Ed Piskor is a Pennsylvania born comic strip creator who has written and illustrated  one of the most talked about Hip Hop novels of this year, “Hip Hop Family Tree Volume 3.” This cool,urban novel chronicles major events and people in the hip hop era from 1983-1984 such as LL Cool J, the debut of the Beastie Boys and the rise of success of the Fat Boys.

Utilizing colorful illustrations and vintage graphics Piskor relays stories of a bygone musical era with unexpected familiarity, and as a white comic strip creator does a very good job of retelling and explaining important moments in hip hop like the rise of MC’s like Doug E. Fresh and Ricky D and the entrance of Houdini onto the rap scene.

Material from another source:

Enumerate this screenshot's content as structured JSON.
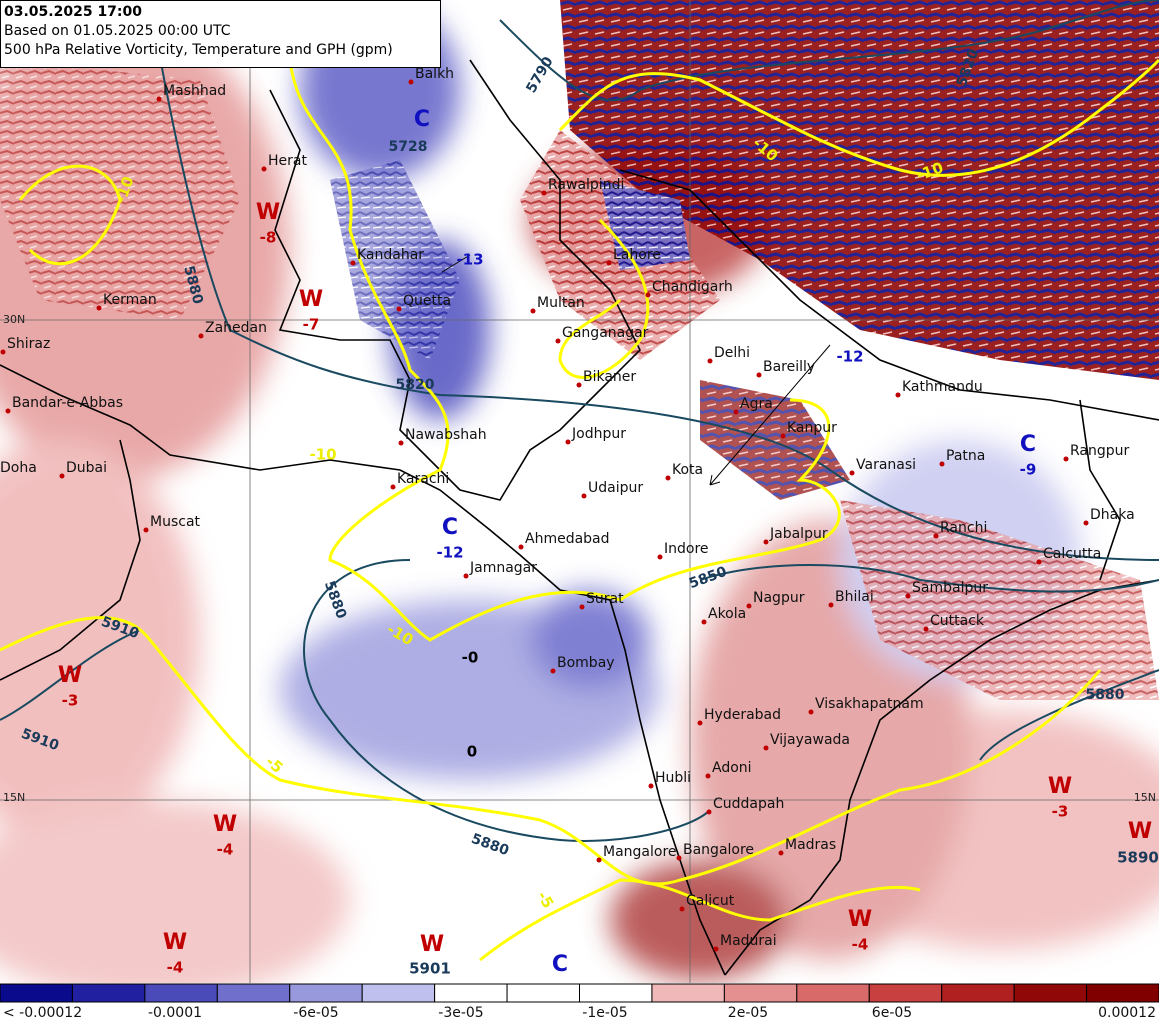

Some may wonder how a white comic strip artist first became acquainted with Hip Hop and immersed in the culture enough to write 3 volumes on its history. In a statement to the weeklings.com Piskor spoke on his history with the illustrious subculture. “I was born in ’82 so hip hop was a fad all around the country at that stage. I grew up in a predominately black neighborhood and rap music was just all around me. My folks didn’t like rap, so that made me way more attracted to it than I probably would have been otherwise.So basically I was born into hip hop.”

All of the Hip Hop Family Tree comics showcase Piskor’s attention to detail. He takes care to capture the essence of the time period, while presenting the information in an interesting but accurate manner.

“The first volume is entirely from resource material – every book on the subject I could get my hands on, every interview from magazines or websites, You Tube interviews. Anything. And I try to present it in a very honest and journalistic way,” Piskor told reporters.

The comic strip has received many favorable reviews but to Piskor the subjects of the novels are the ones who’s feedback is most important. In a statement to Vice Piskor was quoted as saying “De La [Soul]. Biz Markie. DMC is down. Chuck D will retweet my stuff. Grandmaster Flash will retweet my stuff. There’s a bunch, man…It’s almost like the book is officially a piece of hip-hop culture at this point, because different rappers will get in touch, and they want to make sure they’re a part of the story when it comes to their time.”

Hip Hop Family Tree Volume 3 is a great read and Piskor shows no signs of slowing down. He has already confirmed volumes 4-6 and hopefully continues chronicling these great eras of hip hop history.